Czytałam wiele książek pomagających człowiekowi w momencie utraty bliskiej osoby, ale nigdy wcześniej nie miałam sposobności – ani nawet nie widziałam – lektury, która podniosłaby na duchu kogoś, kto stracił zwierzęcego przyjaciela. “Tęczowy Most” trafił do mnie właśnie w takim momencie, co prawdopodobnie przyczyniło się do tego, że przy czytaniu wylałam potoki łez, ale i… faktycznie poczułam się lepiej. Kristy Robinett zdecydowanie potrafi czytelnika pocieszyć i zaoferować mu mnóstwo wsparcia.

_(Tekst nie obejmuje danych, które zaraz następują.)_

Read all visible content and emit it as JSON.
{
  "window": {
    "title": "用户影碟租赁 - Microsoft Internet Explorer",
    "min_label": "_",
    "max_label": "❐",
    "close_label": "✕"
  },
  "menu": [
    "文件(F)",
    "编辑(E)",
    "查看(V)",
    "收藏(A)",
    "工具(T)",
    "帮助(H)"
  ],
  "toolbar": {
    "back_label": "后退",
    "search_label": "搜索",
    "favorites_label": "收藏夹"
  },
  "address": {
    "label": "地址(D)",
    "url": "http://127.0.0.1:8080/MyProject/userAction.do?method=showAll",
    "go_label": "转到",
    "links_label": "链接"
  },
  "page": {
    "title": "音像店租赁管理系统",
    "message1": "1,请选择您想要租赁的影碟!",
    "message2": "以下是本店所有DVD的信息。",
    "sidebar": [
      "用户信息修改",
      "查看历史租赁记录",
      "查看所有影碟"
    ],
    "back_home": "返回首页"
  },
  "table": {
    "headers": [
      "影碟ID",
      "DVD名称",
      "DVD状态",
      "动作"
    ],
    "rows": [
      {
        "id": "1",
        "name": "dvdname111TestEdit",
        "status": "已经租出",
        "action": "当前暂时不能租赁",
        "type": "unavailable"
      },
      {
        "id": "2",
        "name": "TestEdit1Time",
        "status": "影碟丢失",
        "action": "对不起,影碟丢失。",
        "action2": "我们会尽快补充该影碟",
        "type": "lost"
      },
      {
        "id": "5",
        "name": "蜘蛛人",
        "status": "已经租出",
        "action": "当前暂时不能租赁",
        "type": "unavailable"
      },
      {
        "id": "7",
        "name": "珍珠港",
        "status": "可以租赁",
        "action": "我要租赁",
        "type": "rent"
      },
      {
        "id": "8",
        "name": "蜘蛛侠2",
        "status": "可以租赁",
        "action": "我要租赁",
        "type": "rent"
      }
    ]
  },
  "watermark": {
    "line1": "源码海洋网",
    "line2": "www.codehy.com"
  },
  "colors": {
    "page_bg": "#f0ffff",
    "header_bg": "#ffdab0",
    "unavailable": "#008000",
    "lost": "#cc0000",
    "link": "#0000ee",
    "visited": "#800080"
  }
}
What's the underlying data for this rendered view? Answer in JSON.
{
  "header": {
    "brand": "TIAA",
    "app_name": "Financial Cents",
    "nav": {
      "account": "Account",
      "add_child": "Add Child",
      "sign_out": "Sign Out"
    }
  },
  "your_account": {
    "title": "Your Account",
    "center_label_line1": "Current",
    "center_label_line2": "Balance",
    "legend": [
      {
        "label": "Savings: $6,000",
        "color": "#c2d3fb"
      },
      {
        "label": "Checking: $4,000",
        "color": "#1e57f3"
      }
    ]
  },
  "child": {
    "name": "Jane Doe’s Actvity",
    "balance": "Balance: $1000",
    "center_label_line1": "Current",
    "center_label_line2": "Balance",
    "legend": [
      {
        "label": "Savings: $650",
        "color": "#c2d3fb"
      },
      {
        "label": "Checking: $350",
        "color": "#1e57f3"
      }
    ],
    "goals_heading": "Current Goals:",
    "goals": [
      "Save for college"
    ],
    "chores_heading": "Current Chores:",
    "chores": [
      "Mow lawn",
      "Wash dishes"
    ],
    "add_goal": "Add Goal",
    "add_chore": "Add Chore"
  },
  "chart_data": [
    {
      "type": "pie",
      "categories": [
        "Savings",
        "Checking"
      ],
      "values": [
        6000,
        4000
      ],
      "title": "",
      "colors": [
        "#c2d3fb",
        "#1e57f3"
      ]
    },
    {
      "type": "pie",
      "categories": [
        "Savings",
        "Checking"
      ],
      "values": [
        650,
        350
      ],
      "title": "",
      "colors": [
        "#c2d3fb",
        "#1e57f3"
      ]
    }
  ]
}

Autorka stworzyła tę książkę w sposób dość osobliwy – opowiada nam nie tylko stricte na tematy bliskie tytułowi, ale także i przedstawia własne rozważania na temat emocji zwierząt (szczególnie dotyczące samej więzi człowieka z nimi), które z całą pewnością wielu czytelników z nią dzieli, sądzi podobnie. Ciężko to opisać, ale w trakcie lektury czułam się cudacznie rozumiana i jakoś lżej mi było w środku. Wiele miejsca zostało tu poświęcone historiom, które ukazują przepiękne relacje człowieka z ich pupilami, a także pozwalają wierzyć, że są one wciąż z nami. Oczywiście, można do znaków od zwierzęcych przyjaciół zza światów, autorki-zwierzęcego medium oraz rozmaitej symboliki weń przedstawionej podchodzić sceptycznie, ale – jak już wspomniałam – “Tęczowy Most” bezsprzecznie i tak daje nadzieje, otulając czytelnika ciepłymi i poruszającymi historiami.
Książka ta w bardzo istotny sposób porusza także temat straty, naszej żałoby – tego, jak w takich chwilach często zamykamy się na świat, gubimy, nie chcąc ponownie otwierać się na miłość. I coś w tym jest, bo po stracie futrzastego przyjaciela boimy się kolejnego cierpienia i nie potrafimy ponownie otworzyć się na miłość – często przez długi czas. Nigdy nie zastąpimy utraconej istotki kolejną i nie ukoi to bólu, ale warto pokochać kogoś na nowo, bezwarunkowo, tak jak to potrafią robić zwierzęta.
“Tęczowy Most” to książka mocno oddziałująca na emocje czytelnika, napisana z wyczuwalną czułością, oferująca mnóstwo ciepła osobie po stracie zwierzaka. Do niektórych rozdziałów należy podejść z przymrużeniem oka, jednak pomiędzy spirytystycznymi tematami kryje się mnóstwo wartościowych lekcji i historii o miłości, nadziei i… radości. Jeśli szukacie pociechy po śmierci przyjaciela – znajdziecie ją w tym tytule. Polecam z całego serca!